To sum it up, writing an assembler is not that hard. You convert mnemonics into opcodes, take care of the little endian notation and you're almost ready to go. It goes without saying that I'm oversimplifying the process here, but you get the idea.

Disassembling in a nutshell

Disassembling is converting machine code back into a readable assembly program. Simple as that.

It's the process of converting

    A9 02 8D 20 D0 60

into

      lda #$02          
      sta $d020         
      rts

If we approach the task with pseudo code, could it be as simple as this?

  get a byte (opcode) 
  replace the byte with the mnemonic representation of it
  repeat

Not quite. The result would look like this:

      lda
      jam
      sta
      jsr
      bne
      rts

Our data would be interpreted as code, resulting in jibberish that no compiler would accept as a valid program. This brings us to our biggest challenge when writing a disassembler.

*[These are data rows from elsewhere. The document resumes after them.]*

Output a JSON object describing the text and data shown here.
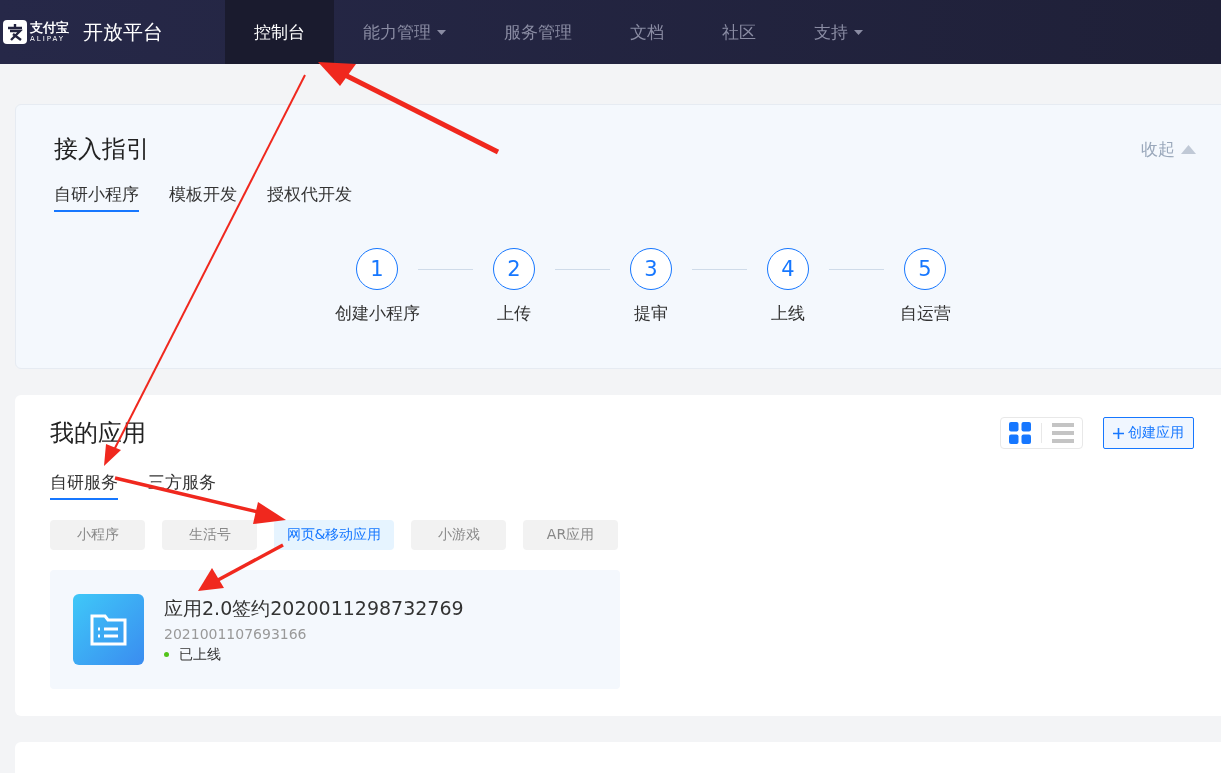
{
  "nav": {
    "logo_text": "支付宝",
    "logo_sub": "ALIPAY",
    "platform": "开放平台",
    "items": [
      {
        "label": "控制台",
        "selected": true,
        "dropdown": false
      },
      {
        "label": "能力管理",
        "selected": false,
        "dropdown": true
      },
      {
        "label": "服务管理",
        "selected": false,
        "dropdown": false
      },
      {
        "label": "文档",
        "selected": false,
        "dropdown": false
      },
      {
        "label": "社区",
        "selected": false,
        "dropdown": false
      },
      {
        "label": "支持",
        "selected": false,
        "dropdown": true
      }
    ]
  },
  "guide": {
    "title": "接入指引",
    "collapse": "收起",
    "tabs": [
      {
        "label": "自研小程序",
        "selected": true
      },
      {
        "label": "模板开发",
        "selected": false
      },
      {
        "label": "授权代开发",
        "selected": false
      }
    ],
    "steps": [
      {
        "number": "1",
        "label": "创建小程序"
      },
      {
        "number": "2",
        "label": "上传"
      },
      {
        "number": "3",
        "label": "提审"
      },
      {
        "number": "4",
        "label": "上线"
      },
      {
        "number": "5",
        "label": "自运营"
      }
    ]
  },
  "apps": {
    "title": "我的应用",
    "views": [
      {
        "kind": "grid",
        "selected": true
      },
      {
        "kind": "list",
        "selected": false
      }
    ],
    "create_button": "创建应用",
    "tabs": [
      {
        "label": "自研服务",
        "selected": true
      },
      {
        "label": "三方服务",
        "selected": false
      }
    ],
    "categories": [
      {
        "label": "小程序",
        "selected": false
      },
      {
        "label": "生活号",
        "selected": false
      },
      {
        "label": "网页&移动应用",
        "selected": true
      },
      {
        "label": "小游戏",
        "selected": false
      },
      {
        "label": "AR应用",
        "selected": false
      }
    ],
    "items": [
      {
        "name": "应用2.0签约2020011298732769",
        "id": "2021001107693166",
        "status": "已上线",
        "color": "#52c41a"
      }
    ]
  }
}
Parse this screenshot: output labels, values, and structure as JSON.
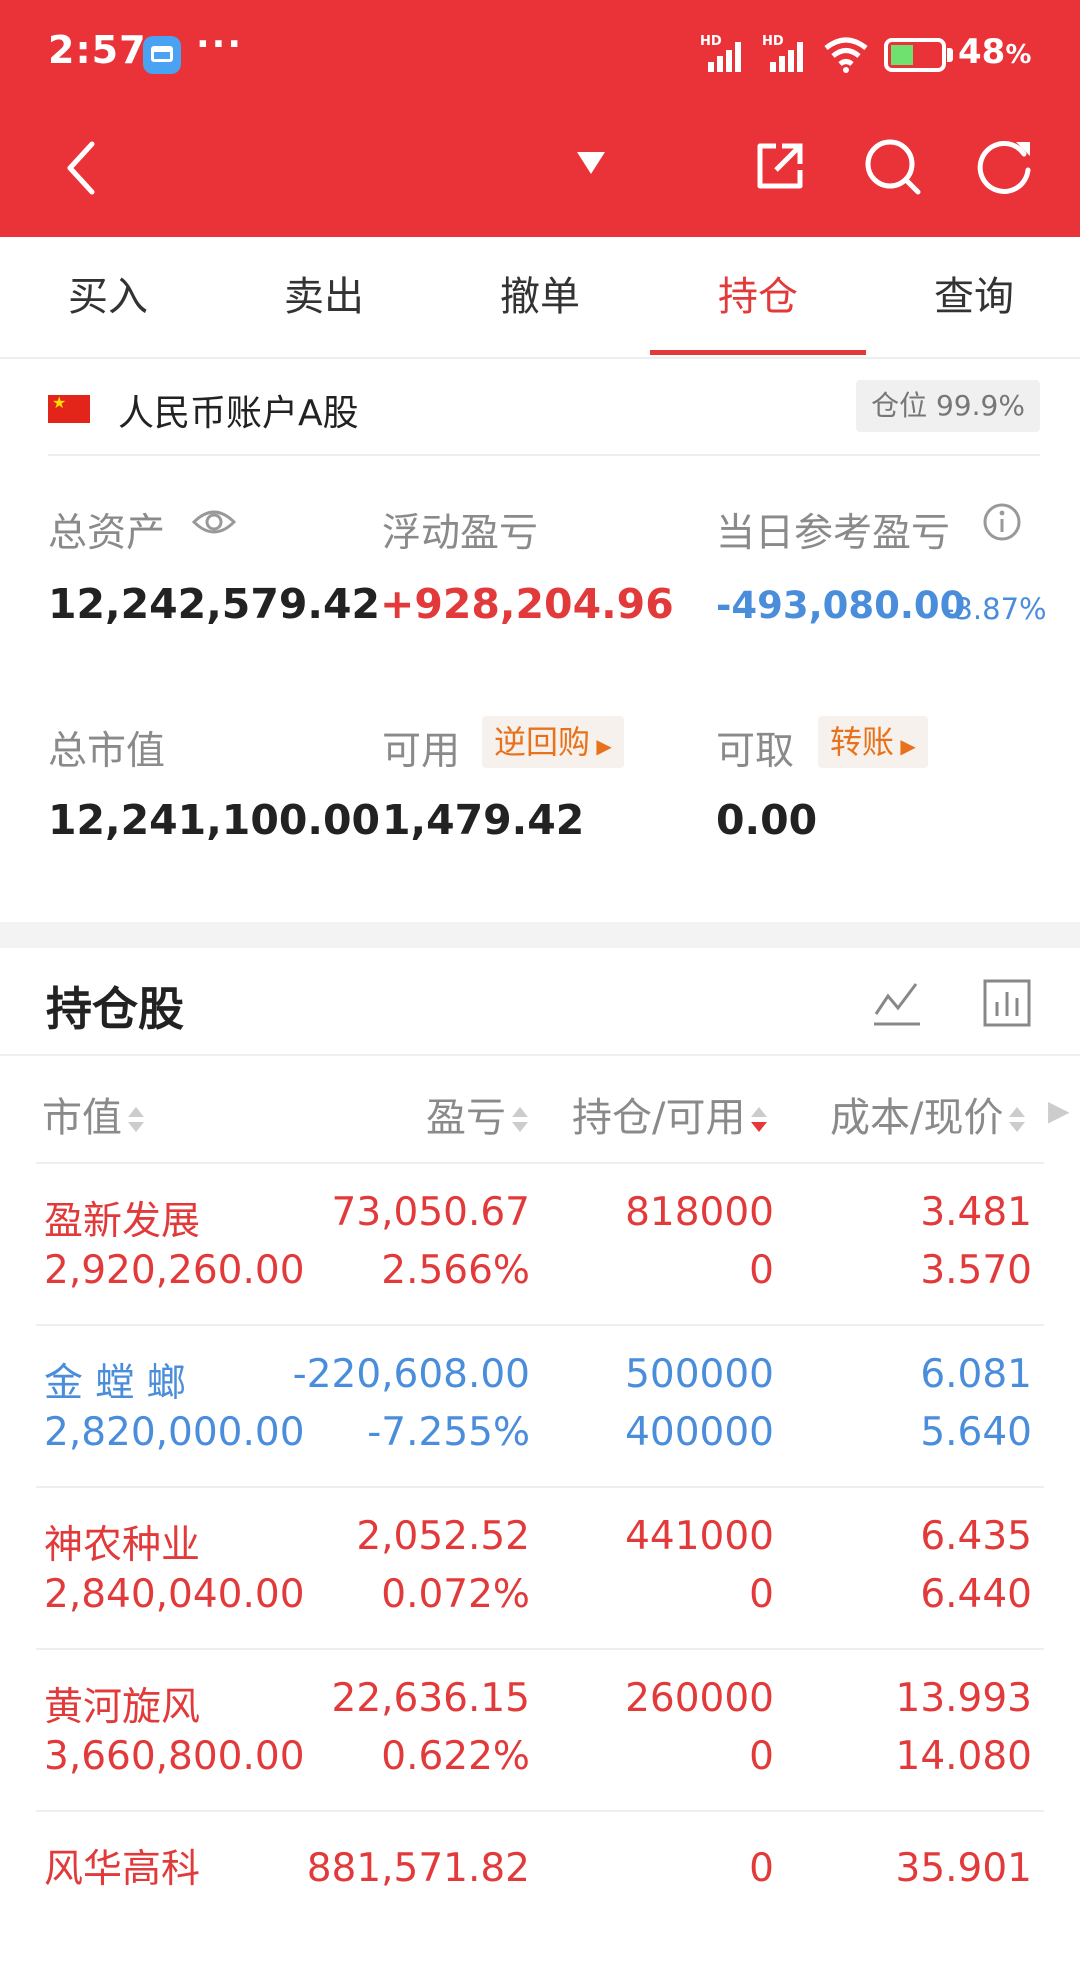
{
  "status_bar": {
    "time": "2:57",
    "dots": "···",
    "hd1": "HD",
    "hd2": "HD",
    "battery": "48",
    "battery_unit": "%"
  },
  "tabs": [
    "买入",
    "卖出",
    "撤单",
    "持仓",
    "查询"
  ],
  "active_tab": "持仓",
  "account": {
    "name": "人民币账户A股",
    "position_label": "仓位",
    "position_value": "99.9%"
  },
  "summary": {
    "total_assets_label": "总资产",
    "total_assets": "12,242,579.42",
    "floating_pl_label": "浮动盈亏",
    "floating_pl": "+928,204.96",
    "daily_pl_label": "当日参考盈亏",
    "daily_pl": "-493,080.00",
    "daily_pl_pct": "-3.87%",
    "market_value_label": "总市值",
    "market_value": "12,241,100.00",
    "available_label": "可用",
    "repo_button": "逆回购",
    "available": "1,479.42",
    "withdrawable_label": "可取",
    "transfer_button": "转账",
    "withdrawable": "0.00"
  },
  "holdings": {
    "title": "持仓股",
    "headers": {
      "market_value": "市值",
      "pl": "盈亏",
      "holding": "持仓/可用",
      "cost": "成本/现价"
    },
    "rows": [
      {
        "name": "盈新发展",
        "market_value": "2,920,260.00",
        "pl": "73,050.67",
        "pl_pct": "2.566%",
        "holding": "818000",
        "available": "0",
        "cost": "3.481",
        "price": "3.570",
        "color": "#e23a3a"
      },
      {
        "name": "金 螳 螂",
        "market_value": "2,820,000.00",
        "pl": "-220,608.00",
        "pl_pct": "-7.255%",
        "holding": "500000",
        "available": "400000",
        "cost": "6.081",
        "price": "5.640",
        "color": "#4a8ddb"
      },
      {
        "name": "神农种业",
        "market_value": "2,840,040.00",
        "pl": "2,052.52",
        "pl_pct": "0.072%",
        "holding": "441000",
        "available": "0",
        "cost": "6.435",
        "price": "6.440",
        "color": "#e23a3a"
      },
      {
        "name": "黄河旋风",
        "market_value": "3,660,800.00",
        "pl": "22,636.15",
        "pl_pct": "0.622%",
        "holding": "260000",
        "available": "0",
        "cost": "13.993",
        "price": "14.080",
        "color": "#e23a3a"
      },
      {
        "name": "风华高科",
        "market_value": "",
        "pl": "881,571.82",
        "pl_pct": "",
        "holding": "0",
        "available": "",
        "cost": "35.901",
        "price": "",
        "color": "#e23a3a"
      }
    ]
  },
  "colors": {
    "brand_red": "#ea3239",
    "up_red": "#e23a3a",
    "down_blue": "#4a8ddb",
    "pill_orange": "#e8721c"
  }
}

Distinguishing code from data (part I)

It is important to understand that the 6502 instruction set has different addressing modes. These describe the actual behavior and tell us how to interpret the data that follows the mnemonic. For the lda mnemonic there are eight different addressing modes:

  A1  lda ($hh,x)   ; X-indexed, indirect 
  A5  lda $hh       ; zeropage
  A9  lda #$hh      ; immediate
  AD  lda $hhll     ; absolute
  B1  lda ($hh),y   ; indirect, Y-indexed
  B5  lda $hh,x     ; zeropage, X-indexed
  B9  lda $hhll,y   ; absolute, Y-indexed
  BD  lda $hhll,x   ; absolute, X-indexed

I won't explain those in detail, there are great websites that already do this much better than I can, like Easy 6502 by skilldrick, just note that there are 13 different addressing modes in total:

A	Accumulator	
abs	absolute	
abs,X	absolute, X-indexed	
abs,Y	absolute, Y-indexed	
#	immediate	
impl	implied	
ind	indirect	
X,ind	X-indexed, indirect
ind,Y	indirect, Y-indexed	
rel	relative	
zpg	zeropage	
zpg,X	zeropage, X-indexed	
zpg,Y	zeropage, Y-indexed

6502 legal opcodes

And here you see all legal instructions of the 6502 (table chart courtesy of the excellent website masswerk). There are illegal opcodes as well, those fill in the blank spots in the chart. Some of them can be used for special tricks, others would just crash the program.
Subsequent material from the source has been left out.